Dalam salah satu penelitian terbesar mengenai masalah ini, para peneliti mensurvei 75.000 orang dengan topik “optimisme”.
Tim yang dipimpin oleh psikolog Amerika William Chopik menemukan, antara lain, bahwa orang pada umumnya sangat tangguh dan sering kali memandang positif ke masa depan – bahkan setelah takdir.
Studi ini juga memberikan wawasan mengejutkan tentang bagaimana tingkat optimisme cenderung berkembang sepanjang hidup seseorang.
Ini adalah salah satu penelitian paling ekstensif yang telah dilakukan para ilmuwan di bidang ini sejauh ini: hampir 75.000 orang dari Jerman, Belanda, dan Amerika ikut ambil bagian. Belajar dengan topik “Optimisme”, yang hasilnya baru saja dipublikasikan di majalah spesialis “Journal of Research in Personality”. Sejumlah besar responden yang seharusnya membantu menjawab pertanyaan besar: Seberapa optimiskah orang-orang di berbagai tahap kehidupan mereka mengenai masa depan mereka? Dan bagaimana peristiwa-peristiwa formatif dalam kehidupan mempengaruhi optimisme ini?
Dalam penelitiannya, para ilmuwan dari Amerika, Jerman dan Kanada menemukan jawaban yang terkadang mengejutkan mereka. Ambil contoh ini: “Bertentangan dengan apa yang mungkin Anda pikirkan, kami menemukan bahwa peristiwa besar seperti kematian dan perceraian tidak berdampak nyata pada perasaan seseorang tentang masa depan mereka,” kata William Chopik, psikolog di Michigan State University, AS. . , dan penulis utama studi tersebut. Banyak orang, katanya, masih bisa fokus pada hal-hal baik dalam hidup mereka.
Jalannya kurva optimisme
Orang termuda yang diwawancarai untuk penelitian ini berusia 16 tahun dan yang tertua berusia 101 tahun. Berkat rentang usia yang sangat jauh ini, para peneliti dapat menyelidiki pada fase kehidupan manakah optimisme responden rata-rata paling tinggi – dan bagaimana optimisme tersebut cenderung berkembang sepanjang hidup seseorang. Mereka menemukan bahwa dari usia 15 hingga sekitar 60 tahun – terkadang bahkan 70 tahun – kebanyakan orang menjadi semakin optimis.

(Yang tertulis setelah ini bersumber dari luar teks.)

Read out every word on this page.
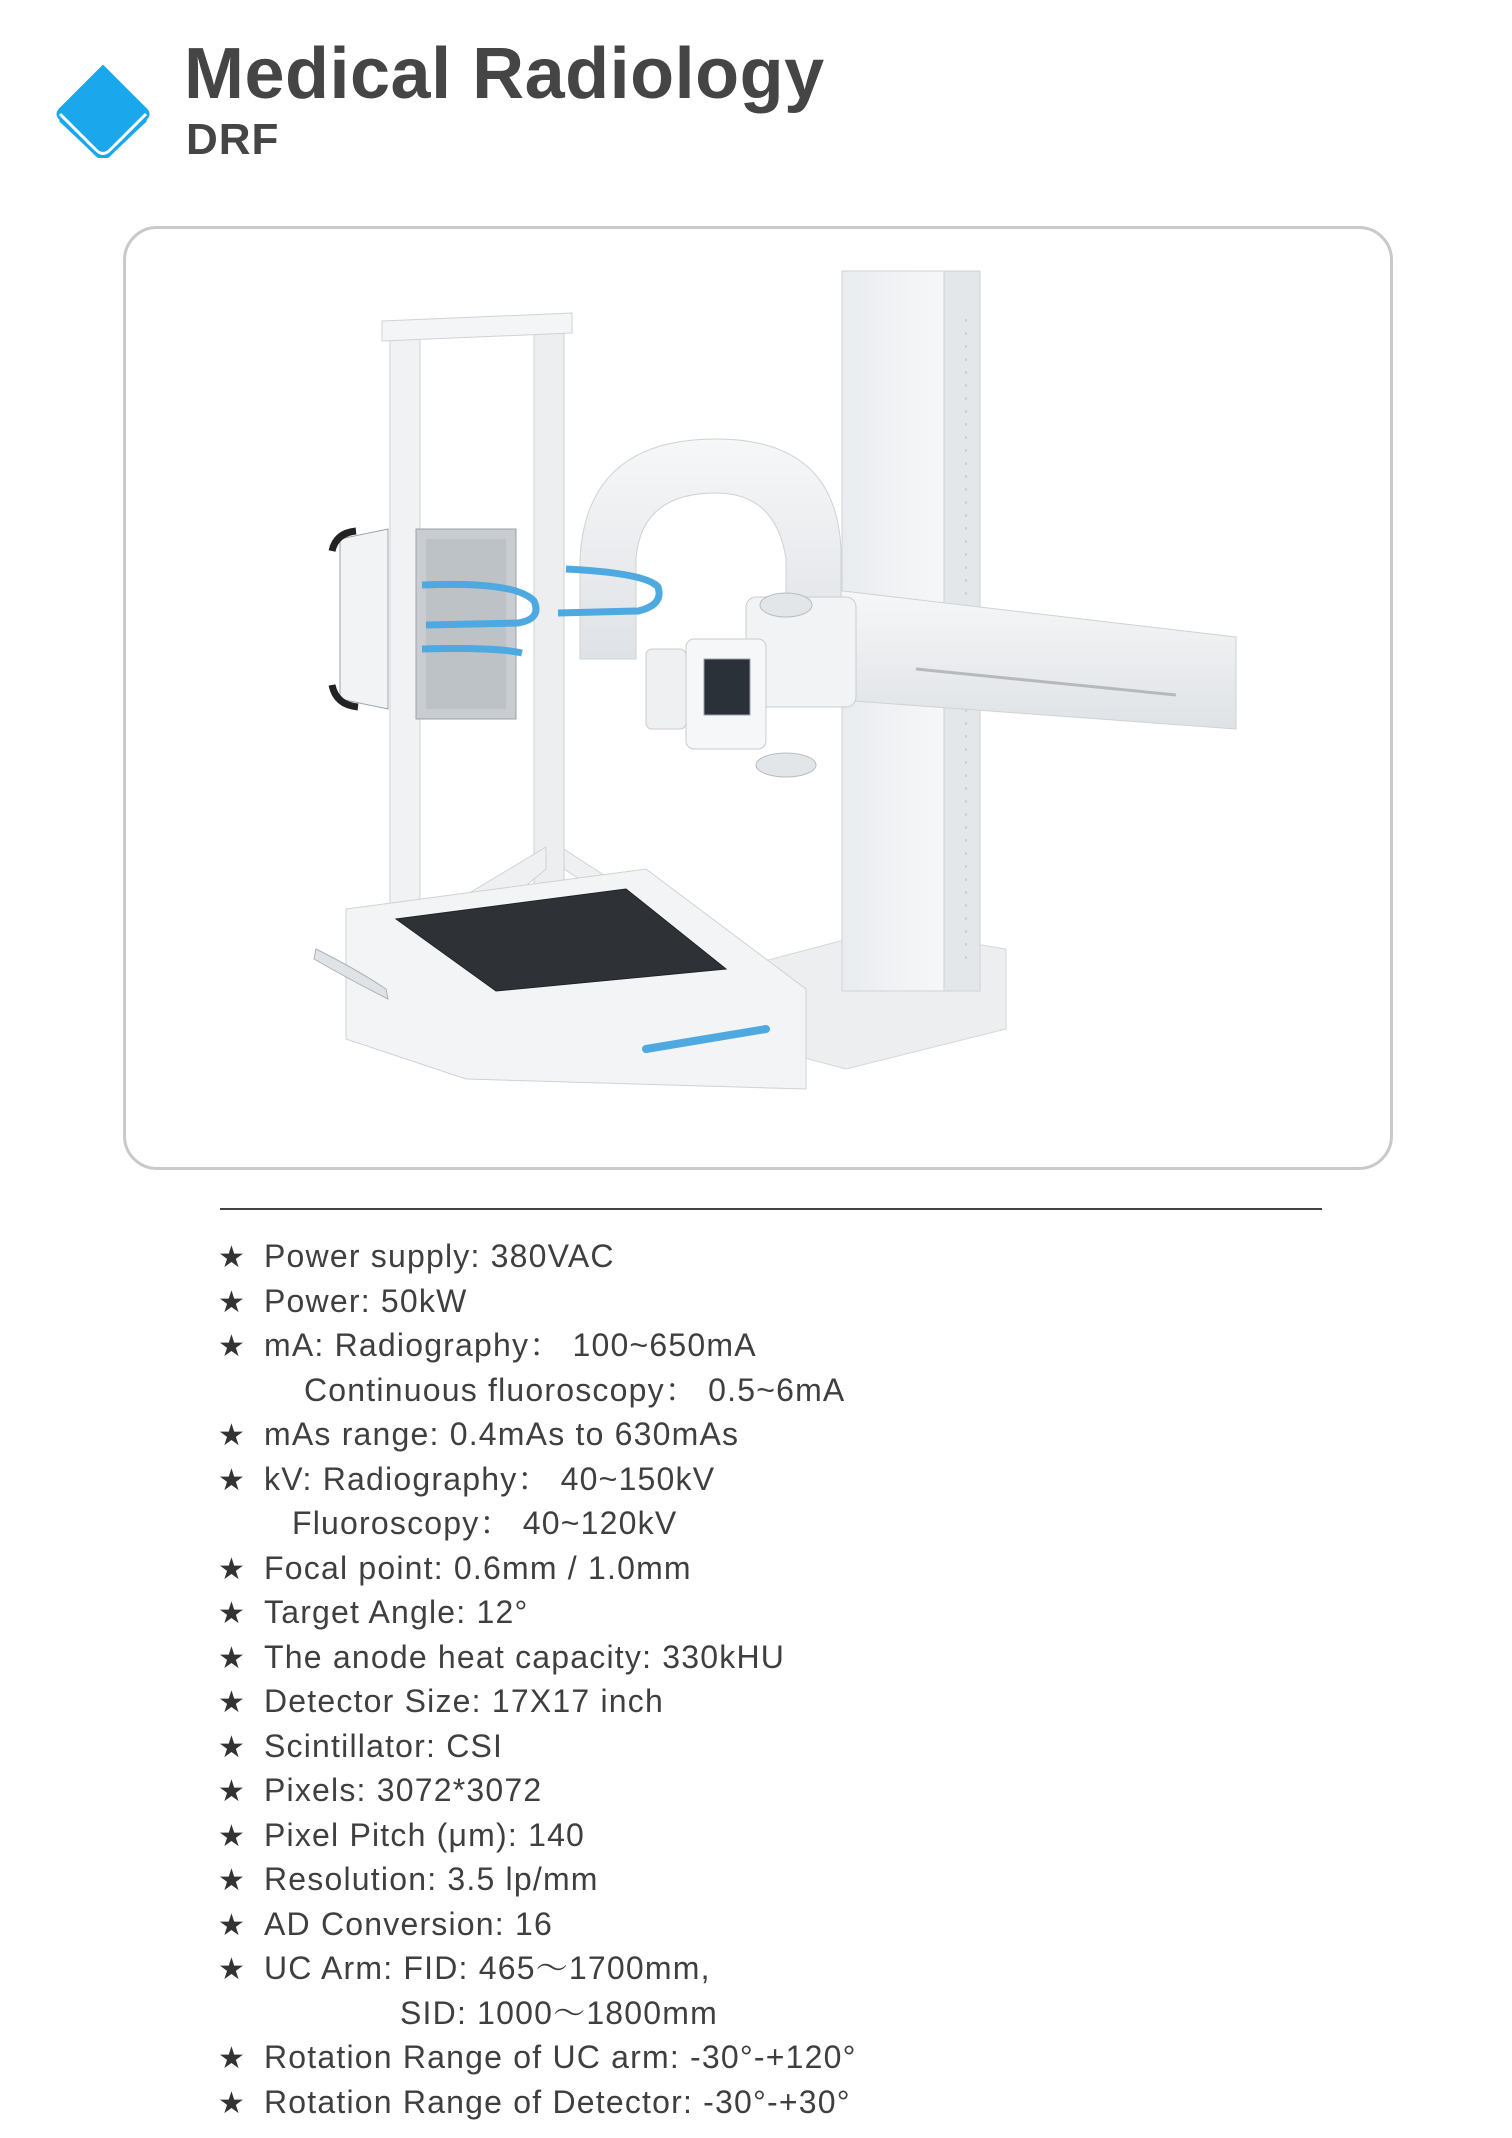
Medical Radiology
DRF
★ Power supply: 380VAC
★ Power: 50kW
★ mA: Radiography： 100~650mA
Continuous fluoroscopy： 0.5~6mA
★ mAs range: 0.4mAs to 630mAs
★ kV: Radiography： 40~150kV
Fluoroscopy： 40~120kV
★ Focal point: 0.6mm / 1.0mm
★ Target Angle: 12°
★ The anode heat capacity: 330kHU
★ Detector Size: 17X17 inch
★ Scintillator: CSI
★ Pixels: 3072*3072
★ Pixel Pitch (μm): 140
★ Resolution: 3.5 lp/mm
★ AD Conversion: 16
★ UC Arm: FID: 465～1700mm,
SID: 1000～1800mm
★ Rotation Range of UC arm: -30°-+120°
★ Rotation Range of Detector: -30°-+30°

“Kami menemukan bahwa optimisme meningkat sepanjang masa dewasa muda. Setelah itu, tampaknya kadarnya tetap tinggi untuk waktu yang lama dan kemudian menurun lagi di tahun-tahun berikutnya setelah dewasa,” kata penulis studi, Chopik. Ia juga menghubungkan hal ini dengan fakta bahwa orang-orang di usia awal hingga pertengahan masa dewasa sangat mandiri dan merasa bahwa mereka dapat mempengaruhi masa depan mereka sendiri.
Masyarakat kami sangat tangguh
Perasaan ini cenderung berkurang saat Anda mencapai usia 60 atau 70 tahun. Karena usia pensiun sebenarnya adalah masa di mana orang berhenti bekerja dan akhirnya memiliki waktu untuk berwisata atau melakukan hobinya, para peneliti justru berharap responden pada usia tersebut akan lebih optimis dibandingkan orang yang lebih muda. Namun hasil penelitian mereka menunjukkan sebaliknya.
Penulis penelitian menjelaskan penurunan optimisme di usia tua terutama disebabkan oleh dua faktor. Pertama, kesehatan memburuk seiring bertambahnya usia. Kedua: Orang-orang lanjut usia hidup dalam pengetahuan bahwa sebagian besar kehidupan mereka telah berlalu. Namun, kata William Chopik, orang lanjut usia bukanlah orang yang “sepenuhnya pesimis”.
Bagi Chopik, salah satu kesimpulan terpenting dari penelitiannya adalah: Manusia sangatlah tangguh. Seringkali, takdir pun tidak dapat mematahkan pandangan positif tentang masa depan. “Hal-hal buruk tidak mengubah seseorang secara mendasar,” kata psikolog tersebut. Bahkan orang-orang yang ditemuinya selama penyelidikan, yang harus hidup dengan diagnosis penyakit serius, masih memiliki perasaan yang baik tentang masa depan mereka – tentang kehidupan yang mereka jalani “di sisi lain”.